Son terrain est Atlanta (Georgia), dans le sud des Etats-Unis : cinq ans de travail (2014-2019) auprès de communautés diverses, dans cette ville qui s’imagine en show-room de la tech (loin d’égaler Los Angeles ou Boston), et qui demeure très marquée par des divisions raciales par quartier. Atlanta est aussi le lieu de naissance du mouvement pour les droits civiques, et hérite à ce titre d’une histoire politique chargée. C’est dans ce terreau que DiSalvo opère, et défend l’importance d’une démocratie pensée à petite échelle, une démocratie dite « agonistique » – dont la spécificité réside dans l’importance qu’elle donne au conflit, à la controverse, aux actions collectives, tout en traduisant ces éléments dans un rapport particulier aux institutions. Un point de départ de DiSalvo est à trouver dans les idées de John Dewey, et de son pragmatiste qui revendique plus que l’interrogation théorique, l’expérience quotidienne et l’expérimentation, mais la référence qui revient plus encore est la sociologue Noortje Marres (qui étudie les « living experiments ») et surtout Jane Addams (1860-1935), militante américaine et fondatrice de la Hull House, un centre d’œuvres sociales à Chicago qui regroupe des habitants défavorisés de nombreux groupes ethniques , mais aussi de nombreuses activités culturelles, de recherche, et surtout une visée éducative alors inédite. Le design d’expérimentation civique de Carl DiSalvo s’inscrit dans cette lignée, non pas avec l’objectif plus classique du designer de délivrer du produit ou de la fonctionnalité, mais bien de renforcer la démocratie à l’échelle locale et de redonner de l’autonomie aux communautés sans en faire les objets d’expérimentations prédatrices – car le simple fait d’extraire de la connaissance sans garantie d’amélioration peut être violent.

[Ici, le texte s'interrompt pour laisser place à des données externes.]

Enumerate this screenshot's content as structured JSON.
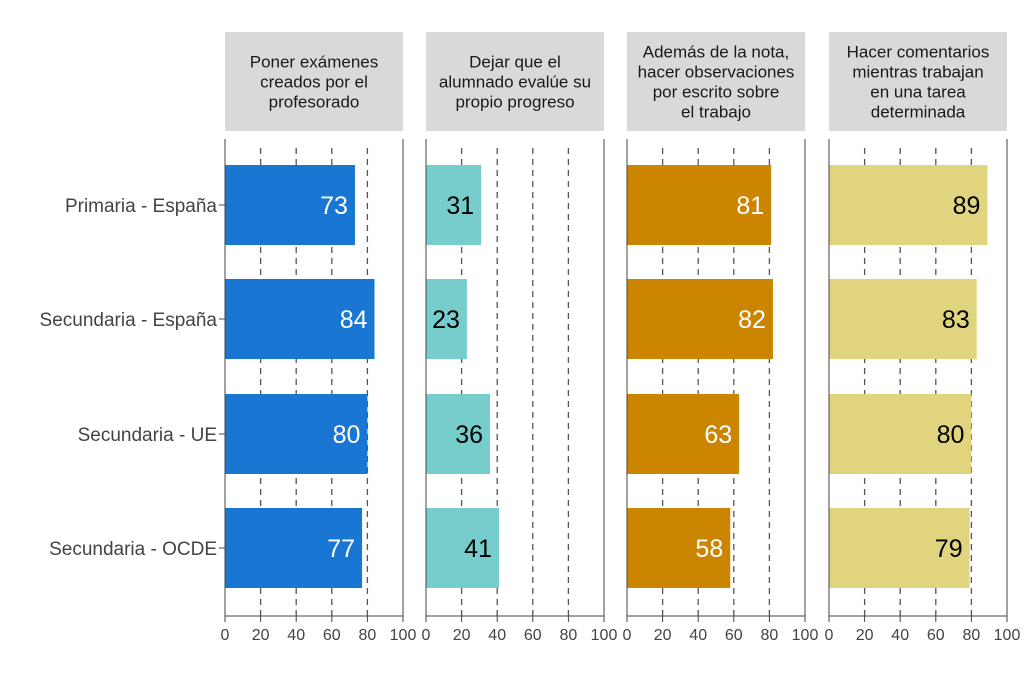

Faire bouger les imaginaires sociotechniques
Les formes que prennent les technologies sont en partie tributaires des récits depuis lesquels elles émergent. La sociologue Sheila Jasanoff qualifie « d’imaginaires sociotechniques » ces visions collectives de futurs souhaitables que les sociétés imaginent et espèrent atteindre grâce aux sciences et aux techniques. Seulement, ces imaginaires restent souvent prisonniers d’une certaine vision du progrès et des histoires que les entreprises technologiques souhaitent raconter et mettre en scène pour vendre leurs produits et leurs « cas d’usage ». DiSalvo mentionne un de ces récits conté lors d’une rencontre publique, « Smart Atlanta » : l’histoire d’un enfant asthmatique qui attend le bus pour l’école, et dont la mère, inquiète de la pollution, s’enquiert de la qualité de l’air grâce à des capteurs placés partout dans la ville. Les matins où l’air est de mauvaise qualité, elle amène son enfant à l’école en voiture, quitte à arriver en retard au travail. Pourquoi la mère et pas le père ? Comment accède-t-elle à cette information et peut-on généraliser ce comportement ? Qui peut décemment se permettre d’arriver en retard au travail sans se poser plus de questions ? Evidemment, un tel récit reconduit des présupposés de genre, de classe, et pose finalement plus de questions qu’il n’en résout.
D’autres récits sont possibles. Pour DiSalvo, il est urgent de les bâtir en articulant plus de subjectivités, sortir des récits paternalistes, extractivistes et influencés par des agendas marchands. Le projet PARSE (pour « Participatory Approaches to researching sensing environements ») répond à cet objectif. Porté par des structures publiques comme privées, le projet a rassemblé une centaine d’habitants d’Atlanta avec l’idée de penser la smart-city depuis leur perspective. Les formats mis en place par l’équipe de designers sont plutôt classique : co-design, design charrette (en résumé, des ateliers de créativité et de prototypage). Selon qu’ils ont lieu dans des quartiers gentrifiés, ou avec des populations plus diverses (incluant des chômeurs, des catégories sociales peu représentées), les résultats varient. Sans entrer dans le détail des propositions faites par les participants (regroupées en 13 scénarios « Fictions for a smart Atlanta ») on comprend que DiSalvo tente avant tout de défendre l’idée que le story telling n’est pas comdamné à être l’apanage des experts et des entreprises.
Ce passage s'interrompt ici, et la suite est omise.